|
|
|
|
|
by Dylan16807
3666 days ago
|
|
> The chip has to be small enough that the clock can propagate everywhere within the chip within a single cycle, or problems will occur. Problems like what? These chips are already chopped up into different clock domains, and it's easy to install some PLLs so that perfectly-synchronized clock signals can blanket a chip even if it's inches across. Moving data around is also not a big deal. The Xeons in the article already have multi-nanosecond ring busses running around between cores[1]. They don't slow the chip down because the design simply lets long-distance data transfers take multiple cycles. L3 and I/O don't have to be blazingly fast in terms of latency. [1] http://images.anandtech.com/doci/8423/HaswellEP_DieConfig.pn... |
|
The chip won't work.
> These chips are already chopped up into different clock domains, and it's easy to install some PLLs so that perfectly-synchronized clock signals can blanket a chip even if it's inches across.
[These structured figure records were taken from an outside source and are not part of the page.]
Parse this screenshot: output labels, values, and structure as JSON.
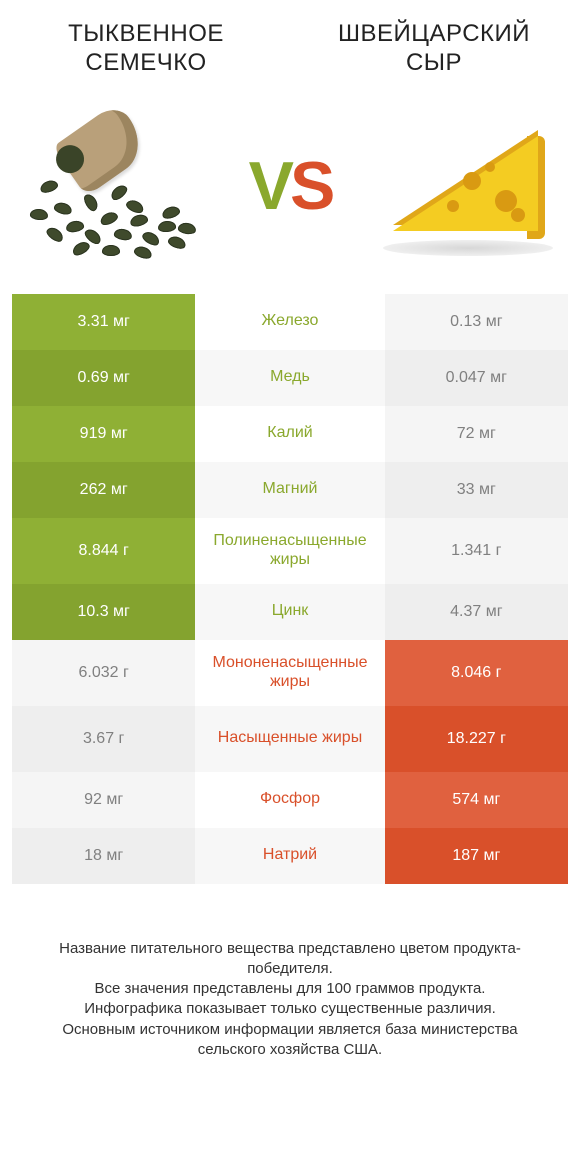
{
  "titles": {
    "left": "ТЫКВЕННОЕ СЕМЕЧКО",
    "right": "ШВЕЙЦАРСКИЙ СЫР"
  },
  "vs": {
    "v": "V",
    "s": "S"
  },
  "colors": {
    "left_win": {
      "bg": "#8fb035",
      "bg_alt": "#84a32f",
      "fg": "#ffffff"
    },
    "left_lose": {
      "bg": "#f5f5f5",
      "bg_alt": "#eeeeee",
      "fg": "#808080"
    },
    "right_win": {
      "bg": "#e0613f",
      "bg_alt": "#d9502a",
      "fg": "#ffffff"
    },
    "right_lose": {
      "bg": "#f5f5f5",
      "bg_alt": "#eeeeee",
      "fg": "#808080"
    },
    "mid_green": "#8aa82d",
    "mid_orange": "#d9502a",
    "mid_bg": "#ffffff",
    "mid_bg_alt": "#f7f7f7"
  },
  "rows": [
    {
      "label": "Железо",
      "left": "3.31 мг",
      "right": "0.13 мг",
      "winner": "left",
      "tall": false
    },
    {
      "label": "Медь",
      "left": "0.69 мг",
      "right": "0.047 мг",
      "winner": "left",
      "tall": false
    },
    {
      "label": "Калий",
      "left": "919 мг",
      "right": "72 мг",
      "winner": "left",
      "tall": false
    },
    {
      "label": "Магний",
      "left": "262 мг",
      "right": "33 мг",
      "winner": "left",
      "tall": false
    },
    {
      "label": "Полиненасыщенные жиры",
      "left": "8.844 г",
      "right": "1.341 г",
      "winner": "left",
      "tall": true
    },
    {
      "label": "Цинк",
      "left": "10.3 мг",
      "right": "4.37 мг",
      "winner": "left",
      "tall": false
    },
    {
      "label": "Мононенасыщенные жиры",
      "left": "6.032 г",
      "right": "8.046 г",
      "winner": "right",
      "tall": true
    },
    {
      "label": "Насыщенные жиры",
      "left": "3.67 г",
      "right": "18.227 г",
      "winner": "right",
      "tall": true
    },
    {
      "label": "Фосфор",
      "left": "92 мг",
      "right": "574 мг",
      "winner": "right",
      "tall": false
    },
    {
      "label": "Натрий",
      "left": "18 мг",
      "right": "187 мг",
      "winner": "right",
      "tall": false
    }
  ],
  "footer": {
    "l1": "Название питательного вещества представлено цветом продукта-победителя.",
    "l2": "Все значения представлены для 100 граммов продукта.",
    "l3": "Инфографика показывает только существенные различия.",
    "l4": "Основным источником информации является база министерства сельского хозяйства США."
  },
  "seed_positions": [
    [
      18,
      70,
      -20
    ],
    [
      32,
      92,
      15
    ],
    [
      44,
      110,
      -10
    ],
    [
      62,
      120,
      40
    ],
    [
      78,
      102,
      -25
    ],
    [
      92,
      118,
      10
    ],
    [
      108,
      104,
      -15
    ],
    [
      120,
      122,
      30
    ],
    [
      136,
      110,
      -5
    ],
    [
      146,
      126,
      20
    ],
    [
      60,
      86,
      60
    ],
    [
      88,
      76,
      -40
    ],
    [
      104,
      90,
      25
    ],
    [
      8,
      98,
      5
    ],
    [
      24,
      118,
      35
    ],
    [
      50,
      132,
      -30
    ],
    [
      80,
      134,
      0
    ],
    [
      112,
      136,
      18
    ],
    [
      140,
      96,
      -18
    ],
    [
      156,
      112,
      8
    ]
  ],
  "cheese_holes": [
    [
      70,
      42,
      18
    ],
    [
      102,
      60,
      22
    ],
    [
      54,
      70,
      12
    ],
    [
      92,
      32,
      10
    ],
    [
      118,
      78,
      14
    ]
  ]
}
Sorry, I didn't explain myself well enough. Of course chips have different clock domains, but these also come at a cost. The more synchronization you need to do between domains, the less die space you have for computationally useful stuff.
> L3 and I/O don't have to be blazingly fast in terms of latency.
I would argue differently, the impact of latency is highly dependent on the type of computation you're doing. If you're doing something with a lot of data (say, encoding video) then you need to be moving data as quickly as possible between the processor and memory. Any additional latency in cache or I/O will cause the performance to suffer.
Ideally, you want the latency of L3 and I/O to be as low as possible.